Earlier, it appeared Fort Detrick would be the site for a $150 million government-owned vaccine production facility. It's still unclear whether any facility will be constructed at Fort Detrick, or what the installation's role will be in the project, said U.S. Rep. Roscoe Bartlett, R-Md., who received an update on the project Thursday.Capt. Joseph Piek, an Army spokesman, said it's too early to tell what, if any, role will be played by other Army installations, including Dugway Proving Ground in Utah and Pine Bluff Arsenal in Arkansas, which have worked with biological warfare vaccines in the past.
The current project is being guided by the Joint Program Office for Biological Defense, which was established after the Persian Gulf War to develop detection equipment and find ways to protect troops, he said.
"It was realized that during the gulf war that the biological threat was very real and that when it came to detection, the military was not prepared," Piek said.
There were 450,000 members of the military in the Persian Gulf at the height of the war and the vast majority of them were not properly protected from several diseases, including anthrax and botulism, according to sources at Fort Detrick, headquarters for the U.S. Army's biological defense research program.
In April 1993, the Defense Department notified Congress that the Army intended to commit $15 million in existing funds to start designing a government-controlled vaccine production facility that would house 200 people at peak production.

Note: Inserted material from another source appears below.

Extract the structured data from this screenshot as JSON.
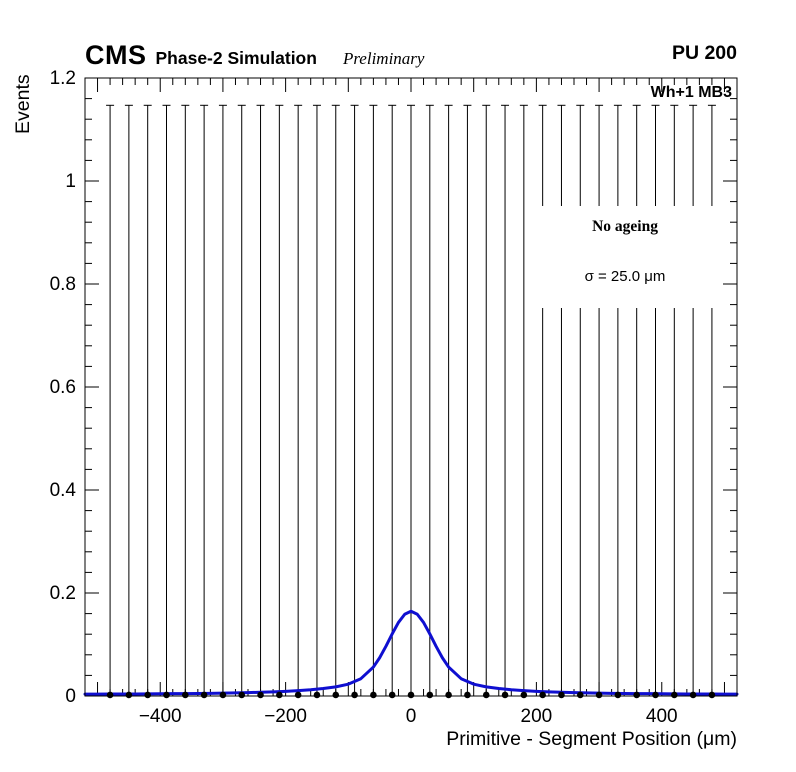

Life Sciences International, based in Philadelphia, signed a contract with the Army Corp of Engineers to design the facility, which, at the time, was to be built at Fort Detrick.
In April 1994, other military bases in Arkansas, Indiana and Utah were being considered in addition to Fort Detrick. Last summer, defense officials were wrangling over the location and whether the facility should be government-owned or commercially owned.
Bartlett said defense officials told him in May that several private companies were willing to undertake the project and that it might end up being a commercially owned facility. Bartlett said defense officials also told him then that if it were a government-owned facility, it would be built at Pine Bluff Arsenal in Arkansas, not Fort Detrick.